STORY: In a further sign that the U.S. economy is slowing, retail sales fell more than expected in December, pulled down by declines in purchases of motor vehicles and a range of other goods.
That puts consumer spending and the overall economy on a weaker growth path heading into 2023.
But in the current bad-news-is-good-news climate on Wall Street, investors in early trading Wednesday welcomed the news – and sent stocks higher on the hope that the broad drop in sales, together with subsiding inflation, would encourage the Federal Reserve to further scale back the pace of its interest rate increases next month. The U.S. central bank is engaged in its fastest rate hiking cycle since the 1980s.

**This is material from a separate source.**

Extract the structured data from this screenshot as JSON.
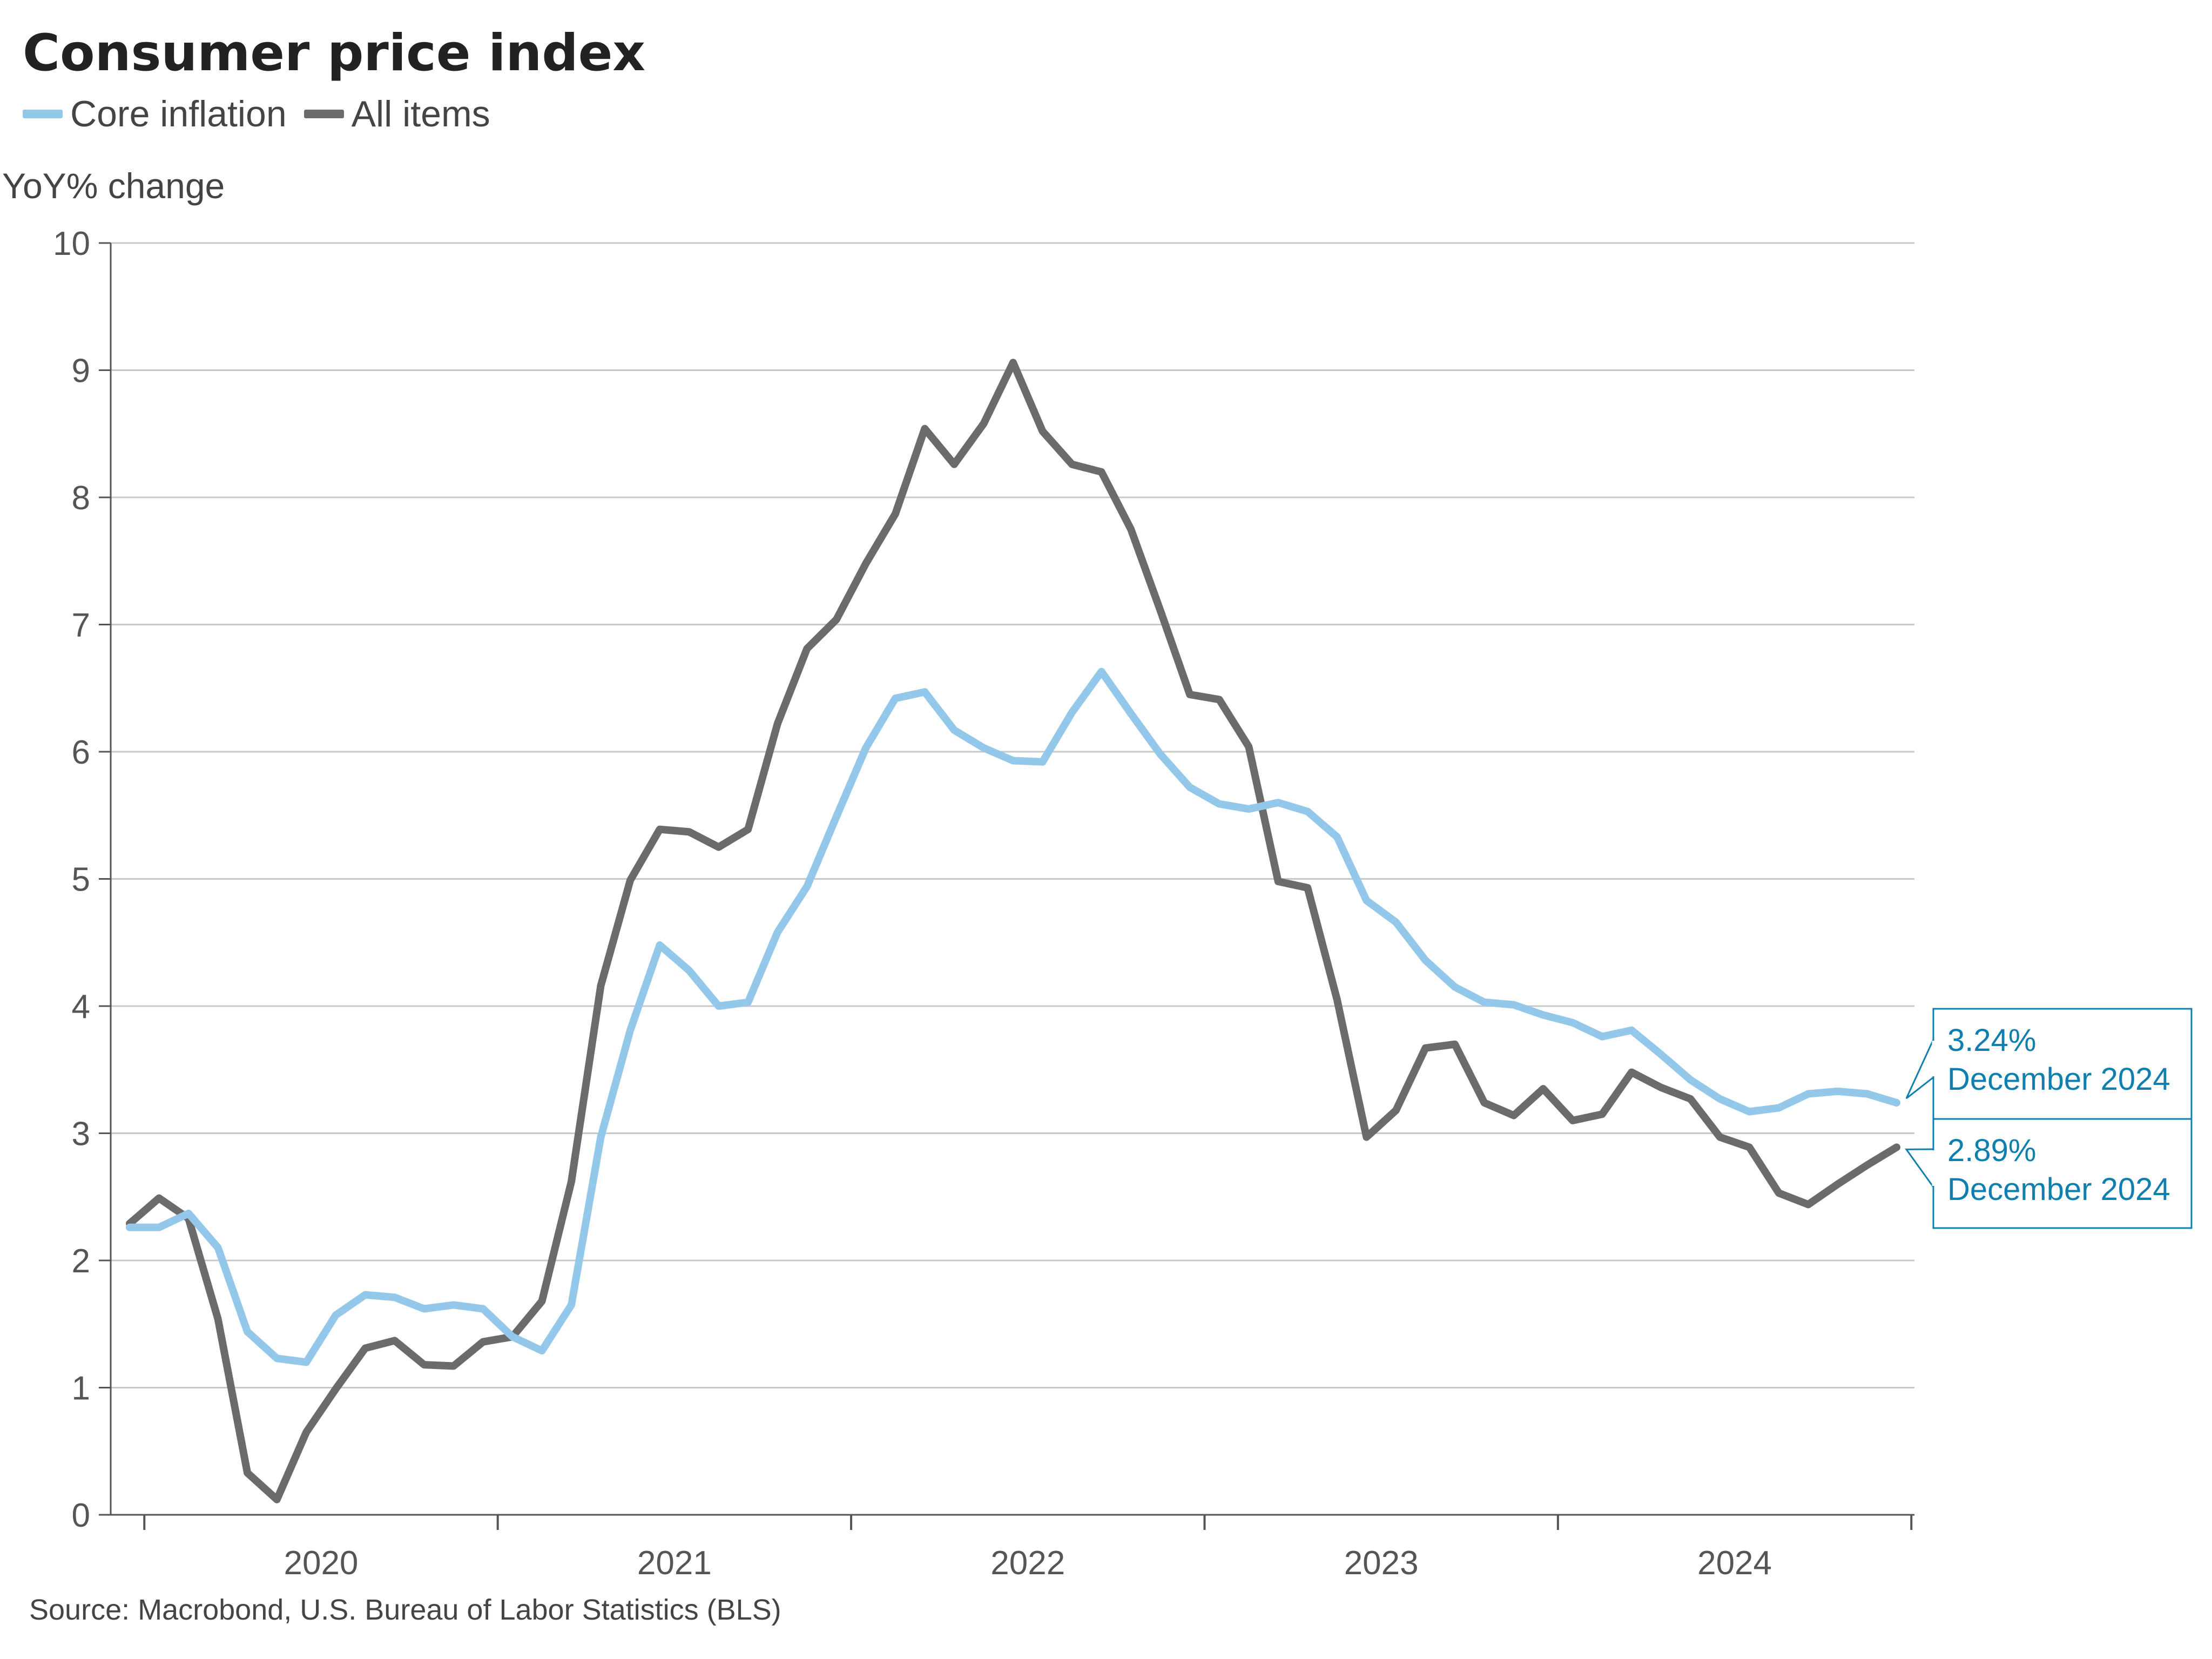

Retail sales are mostly goods and are not adjusted for inflation. December’s numbers – which declined 1.1% overall – showed that few categories were immune. Auto sales fell 1.2%, while receipts at service stations tumbled 4.6%. Online retail sales dropped over a percent, as did electronics and appliance store sales. Furniture plummeted 2.5%.
Among the outliers: sales at sporting goods and book stores, which edged up fractionally, as did building material and garden equipment suppliers.
December's decline was likely in part the result of goods prices falling during the month. Holiday shopping also began as early as October for some inflation-weary consumers who took advantage of early discounts.
Data for November was also revised to show retail sales dropping 1.0% instead of .6% as previously reported.